A classical way to measure touch is with a linear model (each touch gets an equal value):
You wrote a great blog post → you shared it on LinkedIn → people came to your website from LinkedIn → people read the blog post on your website → a few months went by → they purchased your product.
That buying journey gets a digital reflection and provides revenue insights.
8. What attribution model is recommended for B2B SaaS companies
Steffen’s background is in marketing, so in the early days, he was more interested in what started the customer journey and highlighted the places that would drive new revenue. These days, as the CRO of Dreamdata, it’s a different story altogether.
Today, Steffen thinks that first-touch is unfair from an investment and ROI perspective. However, it does help you to highlight what drives new revenue. But he recommends looking at all the attribution models that are available because they represent different parts of the truth.
In the end, your reflection of reality is based on the attribution model you pick.
9. How to use your attribution model to make informed business decisions
We live in a world where last-touch in Google Analytics is still considered the truth. But it couldn’t be further from the truth in B2B.
You need to train your whole organization about the holistic journey. It’s not the last touch that is the ultimate truth. We need to understand:
where the demand comes from
the actions that drive revenue
Steffen recommends having that discussion in your company, so people understand that revenue is not the result of a single department: it’s all the departments’ efforts that matter.
10. How Dreamdata maps the customer journey and attributes revenue
We assign an ID to every anonymous device on the website. We store that ID in the database. When we can connect a real person to the ID, we look into what organization they belong to and what actions they’ve taken on our website. We then also integrate the data from every tool that your company is using.
This creates an understanding of the moving parts of an account and a holistic reflection of everything we know an account is doing (activities in the CRM, customer success efforts, the calling data, etc.).
Ultimately, we can help you:
Get all the digital touchpoints sorted by the account they belong to (a logbook of everything that took place)
Look at the revenue component and divide it into different places
Check this article to learn more on Dreamdata tracking.
Bonus: Steffen’s personal recommendations and advice for fellow marketers and growth hackers
What book would you recommend?
Not a book, but a newsletter!
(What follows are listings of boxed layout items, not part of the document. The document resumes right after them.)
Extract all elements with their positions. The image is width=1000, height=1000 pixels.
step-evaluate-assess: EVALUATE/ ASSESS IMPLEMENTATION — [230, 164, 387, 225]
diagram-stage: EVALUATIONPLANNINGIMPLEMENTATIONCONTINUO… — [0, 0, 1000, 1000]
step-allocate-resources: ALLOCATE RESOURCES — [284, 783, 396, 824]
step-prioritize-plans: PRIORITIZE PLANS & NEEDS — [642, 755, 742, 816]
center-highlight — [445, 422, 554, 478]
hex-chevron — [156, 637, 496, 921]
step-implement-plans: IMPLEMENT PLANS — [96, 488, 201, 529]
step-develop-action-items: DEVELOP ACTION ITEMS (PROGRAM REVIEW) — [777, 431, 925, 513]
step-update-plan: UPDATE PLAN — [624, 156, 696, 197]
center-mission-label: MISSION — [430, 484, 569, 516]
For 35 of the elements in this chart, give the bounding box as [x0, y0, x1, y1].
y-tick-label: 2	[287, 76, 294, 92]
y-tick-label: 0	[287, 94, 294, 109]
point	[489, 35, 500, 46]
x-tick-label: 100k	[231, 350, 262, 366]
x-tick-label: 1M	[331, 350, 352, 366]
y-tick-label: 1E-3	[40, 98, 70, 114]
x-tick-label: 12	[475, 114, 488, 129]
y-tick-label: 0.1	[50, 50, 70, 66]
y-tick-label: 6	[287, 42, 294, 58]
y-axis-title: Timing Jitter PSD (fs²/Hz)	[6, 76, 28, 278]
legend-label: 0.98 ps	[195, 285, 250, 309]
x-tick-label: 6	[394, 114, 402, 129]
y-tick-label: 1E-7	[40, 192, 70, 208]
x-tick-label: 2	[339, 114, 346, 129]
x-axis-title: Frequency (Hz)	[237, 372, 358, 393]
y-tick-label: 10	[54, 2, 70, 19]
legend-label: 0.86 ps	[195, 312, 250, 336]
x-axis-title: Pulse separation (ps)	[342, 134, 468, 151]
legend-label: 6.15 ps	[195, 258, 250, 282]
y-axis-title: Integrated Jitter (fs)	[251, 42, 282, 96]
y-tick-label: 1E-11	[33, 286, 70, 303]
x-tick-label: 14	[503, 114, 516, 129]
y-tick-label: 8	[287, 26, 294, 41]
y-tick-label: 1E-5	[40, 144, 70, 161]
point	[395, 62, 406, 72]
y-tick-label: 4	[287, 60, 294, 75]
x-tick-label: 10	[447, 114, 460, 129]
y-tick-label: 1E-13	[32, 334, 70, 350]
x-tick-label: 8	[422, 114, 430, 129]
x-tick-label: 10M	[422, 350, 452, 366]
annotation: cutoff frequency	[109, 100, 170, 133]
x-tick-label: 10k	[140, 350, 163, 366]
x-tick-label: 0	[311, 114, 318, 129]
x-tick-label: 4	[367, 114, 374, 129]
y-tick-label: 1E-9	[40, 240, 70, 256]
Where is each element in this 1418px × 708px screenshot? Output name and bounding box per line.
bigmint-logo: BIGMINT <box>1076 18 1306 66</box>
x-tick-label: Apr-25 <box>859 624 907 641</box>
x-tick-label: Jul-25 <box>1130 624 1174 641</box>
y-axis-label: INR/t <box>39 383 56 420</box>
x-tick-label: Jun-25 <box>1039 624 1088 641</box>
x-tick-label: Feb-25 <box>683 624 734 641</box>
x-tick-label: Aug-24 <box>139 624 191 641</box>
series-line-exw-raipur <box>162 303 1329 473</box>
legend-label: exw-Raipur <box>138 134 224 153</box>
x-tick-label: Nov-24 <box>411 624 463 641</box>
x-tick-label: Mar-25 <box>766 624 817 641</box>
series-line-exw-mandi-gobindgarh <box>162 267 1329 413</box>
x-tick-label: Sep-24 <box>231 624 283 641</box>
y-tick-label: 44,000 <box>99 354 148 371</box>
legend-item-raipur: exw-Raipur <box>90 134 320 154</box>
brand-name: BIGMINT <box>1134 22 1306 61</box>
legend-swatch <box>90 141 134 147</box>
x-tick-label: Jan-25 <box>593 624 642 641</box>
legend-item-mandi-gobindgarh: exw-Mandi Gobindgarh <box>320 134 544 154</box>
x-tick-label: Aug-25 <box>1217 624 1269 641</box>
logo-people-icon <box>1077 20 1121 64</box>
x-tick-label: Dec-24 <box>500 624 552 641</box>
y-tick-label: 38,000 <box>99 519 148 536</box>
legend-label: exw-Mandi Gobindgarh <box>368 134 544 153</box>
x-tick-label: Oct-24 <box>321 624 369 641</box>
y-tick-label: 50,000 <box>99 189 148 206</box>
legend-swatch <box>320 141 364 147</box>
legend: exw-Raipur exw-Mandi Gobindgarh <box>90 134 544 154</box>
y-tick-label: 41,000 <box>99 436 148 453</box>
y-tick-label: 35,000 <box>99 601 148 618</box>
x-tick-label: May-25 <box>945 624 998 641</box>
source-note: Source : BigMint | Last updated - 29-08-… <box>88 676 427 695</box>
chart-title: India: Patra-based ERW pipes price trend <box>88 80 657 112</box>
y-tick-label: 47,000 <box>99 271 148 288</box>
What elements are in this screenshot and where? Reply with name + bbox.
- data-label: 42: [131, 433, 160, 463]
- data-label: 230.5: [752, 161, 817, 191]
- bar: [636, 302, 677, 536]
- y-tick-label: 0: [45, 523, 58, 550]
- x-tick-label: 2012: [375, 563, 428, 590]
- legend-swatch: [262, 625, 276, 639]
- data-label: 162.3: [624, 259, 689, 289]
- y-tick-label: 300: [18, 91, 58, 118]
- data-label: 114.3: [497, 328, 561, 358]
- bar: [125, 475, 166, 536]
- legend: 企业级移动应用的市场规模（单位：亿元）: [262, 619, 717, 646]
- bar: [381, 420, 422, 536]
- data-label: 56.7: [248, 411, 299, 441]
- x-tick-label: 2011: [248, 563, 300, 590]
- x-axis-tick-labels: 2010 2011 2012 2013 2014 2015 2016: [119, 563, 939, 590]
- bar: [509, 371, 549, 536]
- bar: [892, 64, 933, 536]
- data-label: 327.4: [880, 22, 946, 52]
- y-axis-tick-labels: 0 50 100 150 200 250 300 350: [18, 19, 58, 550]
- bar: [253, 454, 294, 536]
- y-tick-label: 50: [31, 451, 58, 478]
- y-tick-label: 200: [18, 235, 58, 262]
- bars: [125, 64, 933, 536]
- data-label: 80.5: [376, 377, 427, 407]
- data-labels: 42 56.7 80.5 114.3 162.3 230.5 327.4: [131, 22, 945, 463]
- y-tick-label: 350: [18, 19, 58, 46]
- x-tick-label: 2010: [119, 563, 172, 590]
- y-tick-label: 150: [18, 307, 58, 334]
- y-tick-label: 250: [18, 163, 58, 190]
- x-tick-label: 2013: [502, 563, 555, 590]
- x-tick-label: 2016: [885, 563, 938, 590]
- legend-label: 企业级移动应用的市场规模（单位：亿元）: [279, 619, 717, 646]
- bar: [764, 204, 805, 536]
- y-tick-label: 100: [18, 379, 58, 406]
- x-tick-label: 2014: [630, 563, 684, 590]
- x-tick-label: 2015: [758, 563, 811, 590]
Sign up to growthhackers.com’s newsletter and read the weekly digest of the best blog posts on their site.
SaaS company you love and why?
Intercom—their great content has positively shaped Steffen’s opinion of them.
Favorite place to read about marketing online?
Growthhackers.com’s newsletter is a pot of gold for growth people.
Most important growth metric?
Revenue (or the closest proxy to revenue that you can find).
Best piece of advice for fellow marketers?
Constantly talk about whether what you’re doing is leading to more revenue or not (“We do these things because we expect A, B, C, D to happen”). Don’t do things unless you can justify them as being on the path to more revenue.